Я взглянула на Аадхью, разрываясь от противоречивых чувств. Я сама не знала, чего ждала. Моя практичная подруга, которой мама велела вежливо вести себя с неудачниками, – поэтому она была вежлива со мной все то время, пока остальные смотрели на меня как на мусор, который даже неохота подбирать с пола, чтобы отправить в помойное ведро. Лю нравилась мне именно потому, что была деловита и упорна; она всегда заключала честную сделку и ни разу меня не обманула, хотя в большинстве случаев оказывалась единственным человеком, готовым со мной торговать. Лю было незачем беспокоиться о младшеклассниках в библиотеке; у нее был выбор. Лю считалась одним из лучших мастеров выпускного класса, она почти доделала волшебную лютню, которая немало стоила бы и за стенами школы. Любой член анклава охотно пригласил бы Лю в свой союз. Это было разумно, практично, и я отчасти хотела, чтобы Лю поступила рассудительно. Она уже не раз протягивала мне руку, хотя любой нормальный человек назвал бы это опрометчивым. Я не желала терять Лю – но не желала и стать причиной ее гибели.

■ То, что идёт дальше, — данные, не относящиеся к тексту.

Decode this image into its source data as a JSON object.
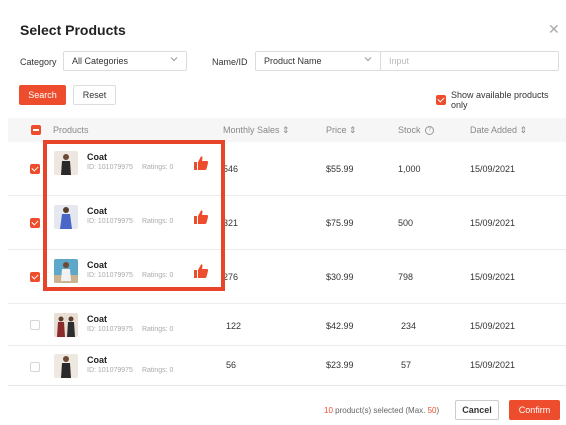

Но Лю сказала небрежным тоном:
– Нет. Я не из тех, кто бросает своих. Просто нужно придумать, как тебе собрать побольше маны. Или еще лучше – как сделать так, чтобы школа от тебя отвязалась. Не понимаю, почему Шоломанча принялась за интриги. Ты не член анклава, у тебя в любом случае маны не через край… какая ей выгода, если ты истратишь последние крохи? Разве что… – и она замолчала.
Мы уставились на нее. Лю сидела, сжав губы, и рассматривала сложенные на коленях руки.
– Разве что… школа провоцирует тебя. Она…
– …Любит малефицеров, – договорила Аадхья.
Лю кивнула, не поднимая головы. Она была совершенно права. Вот почему Шоломанча назначила мне занятия в библиотеке. Школа подталкивала меня… к легкому решению. Она хотела, чтобы я позаботилась о себе, чтобы предпочла копить ману, а не спасать каких-то посторонних малолеток. После этого было бы проще принять второе решение в свою пользу, и третье, и четвертое…
– Да, – согласилась Аадхья. – Школа хочет, чтобы ты стала малефицером. Кстати, а что бы ты могла сделать с помощью малии?
Если бы меня попросили составить список из десяти вопросов, которые я предпочитаю себе не задавать, этот вариант занял бы первые девять пунктов. На десятое место вкрался вопрос: «Как ты относишься к Ориону Лейку?» Но до него было далеко.
– Ты не хочешь этого знать, – сказала я, что означало: «Я не хочу этого знать».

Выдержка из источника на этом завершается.